Use case: Aria Property Group (Michael Zaicek if CourseBuilds activates), any solicitor or buyer’s counsel question about the UBX data room methodology, any RT AI-pro conversation about why “just use GPT” doesn’t work on regulated workflows. Cites a verifiable benchmark, names a specific architectural decision, signals you read primary sources not headlines.
5 Something You Haven't Thought About
Anthropic is shipping an in-Claude “AI Fluency Scorecard” — 11 behavioural indicators measuring how well users interact with AI. (Source: TestingCatalog leak, surfaced via TLDR.) The wingman read: CourseBuilds just got a measurement instrument it didn’t have before. Every CourseBuilds pilot (Aria first, then onward) currently has a soft “did the team get better at this?” success criterion — vague, hard to defend, hard to price the renewal against. If Anthropic ships the scorecard publicly, CourseBuilds can wrap it as a pre/post measurement for pilots: 6-week pilot starts with baseline scores across the 11 indicators, ends with delta. That’s a sellable artefact for the Tier 2 embedded engagement renewal conversation.
Act / queue / drop guidance: Queue. Don’t pivot CourseBuilds activation around something that’s still rumour. But the moment the scorecard ships publicly, the CourseBuilds activation pack adds a “Fluency Baseline + Fluency Outcome” deliverable. Watch for the launch over the next 4-6 weeks.
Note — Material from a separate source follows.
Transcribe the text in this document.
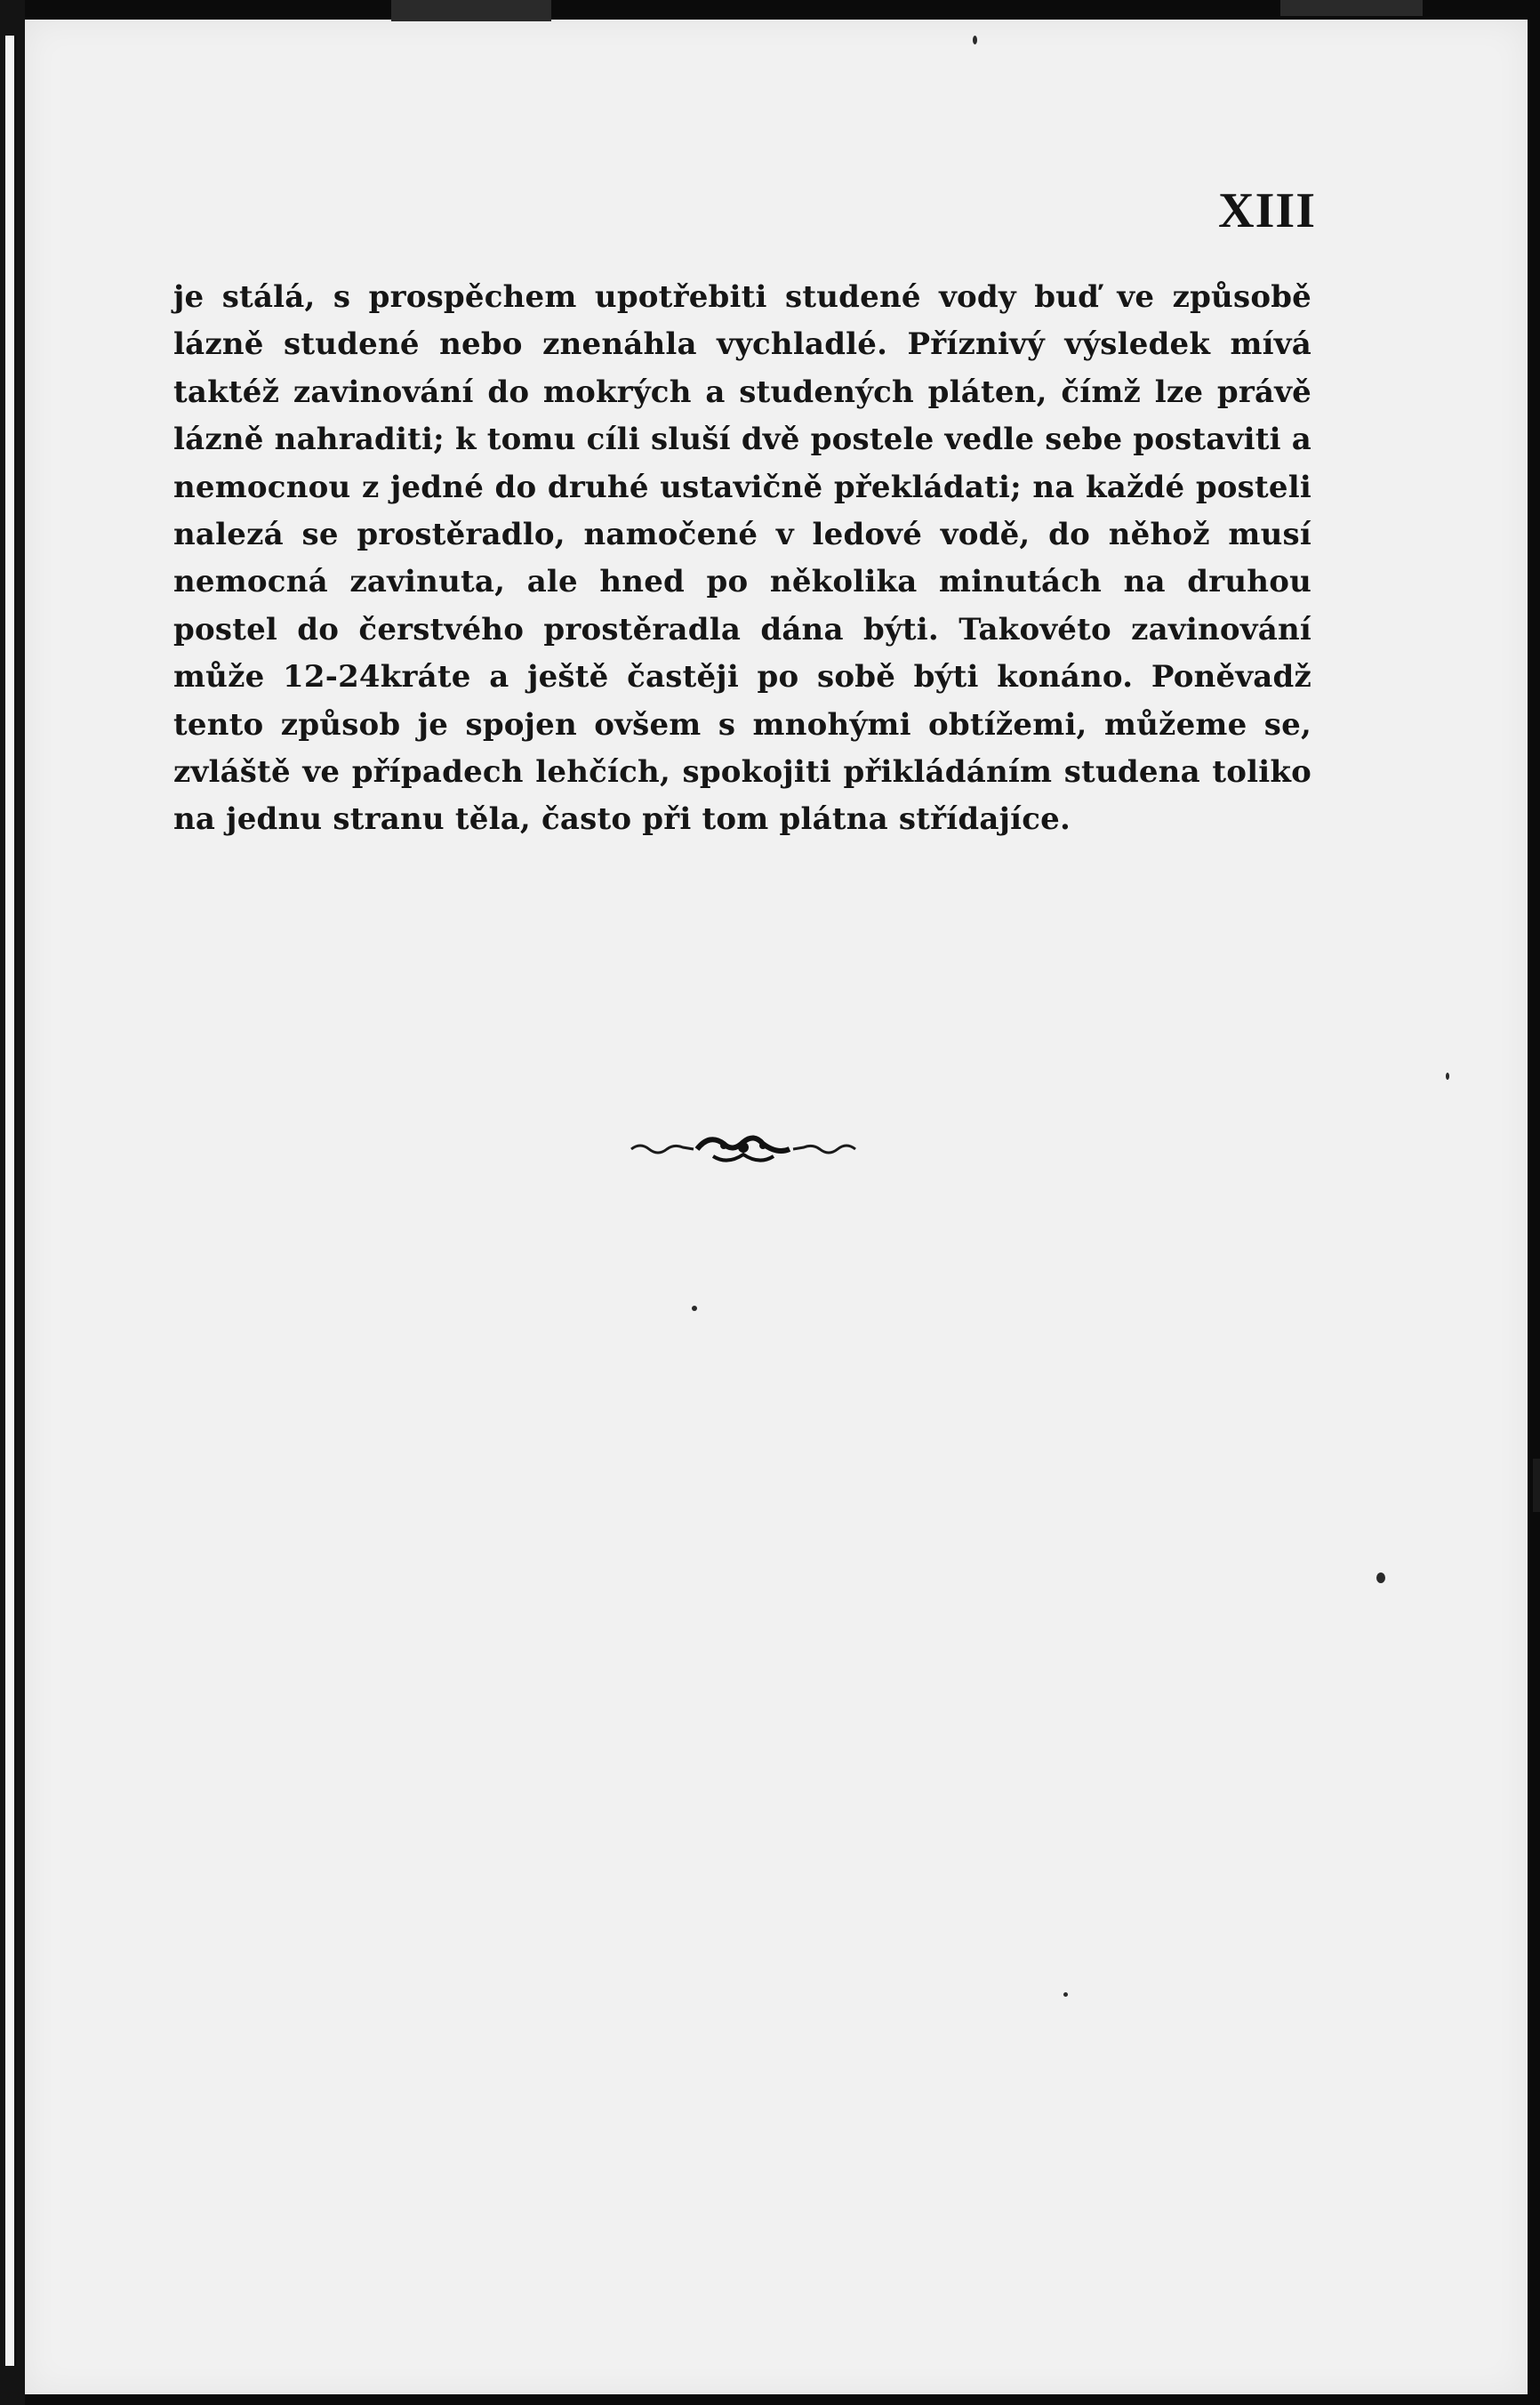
XIII

je stálá, s prospěchem upotřebiti studené vody buď ve způsobě lázně studené nebo znenáhla vychladlé. Příznivý výsledek mívá taktéž zavinování do mokrých a studených pláten, čímž lze právě lázně nahraditi; k tomu cíli sluší dvě postele vedle sebe postaviti a nemocnou z jedné do druhé ustavičně překládati; na každé posteli nalezá se prostěradlo, namočené v ledové vodě, do něhož musí nemocná zavinuta, ale hned po několika minutách na druhou postel do čerstvého prostěradla dána býti. Takovéto zavinování může 12-24kráte a ještě častěji po sobě býti konáno. Poněvadž tento způsob je spojen ovšem s mnohými obtížemi, můžeme se, zvláště ve případech lehčích, spokojiti přikládáním studena toliko na jednu stranu těla, často při tom plátna střídajíce.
First-mover bar: be the first Australian AI consulting service to wrap the Anthropic-native fluency metric into a delivery format.
6 Skip File
- [TLDR — “xAI warns staff to limit Cursor contact”]: Acquisition-hygiene story, no project relevance.
- [TLDR — “China expands travel curbs to top AI talent”]: Geopolitical, already partially covered yesterday via Bloomberg cite.
- [TLDR — “MAI-Image-2.5 hits #3 on Arena”]: Microsoft image model, no MACA/marketing impact yet — not text-rendering breakthrough class.
- [TLDR — “DeepSWE benchmark”]: New SWE benchmark, interesting but doesn’t change any tooling choice today.
- [TLDR — “NVIDIA CompileIQ auto-tuning”]: GPU kernel optimisation, no impact on Roy’s stack.
- [TLDR — “OpenRouter raises $113M at $1.3B”]: Multi-model router validation, but you don’t use OpenRouter — note the trend.
- [TLDR — “SpaceX two AI compute stories”]: Interesting financial narrative, no action.
- [TLDR — “Claude Mythos solves OpenAI Erdős with cute proof”]: Math + boasting rights, no operator angle.
- [TLDR — “Native Multimodal Models repo”]: Academic catalogue, no project hook.
- [Rundown — “Demis Hassabis on AGI 2030 ±1”]: Quotable but Roy already filed similar quotes; no new conversation capital beyond what we ran 5-23.
- [Rundown — “Jensen on AI-proof subjects / wabi-sabi”]: Conversation capital potential but second-tier vs the Harvey quote.
- [Rundown — “Stanford racial bias in AI hiring”]: Important but old data (2018-22), not actionable for Roy’s projects.
- [Rundown — “ElevenLabs Music v2”]: No project hook. Add to ArtWithZobo idea pile if needed later.
- [Rundown — “Xiaomi MiMo-V2.5 99% API cut”]: Pricing pressure noise, not a stack change.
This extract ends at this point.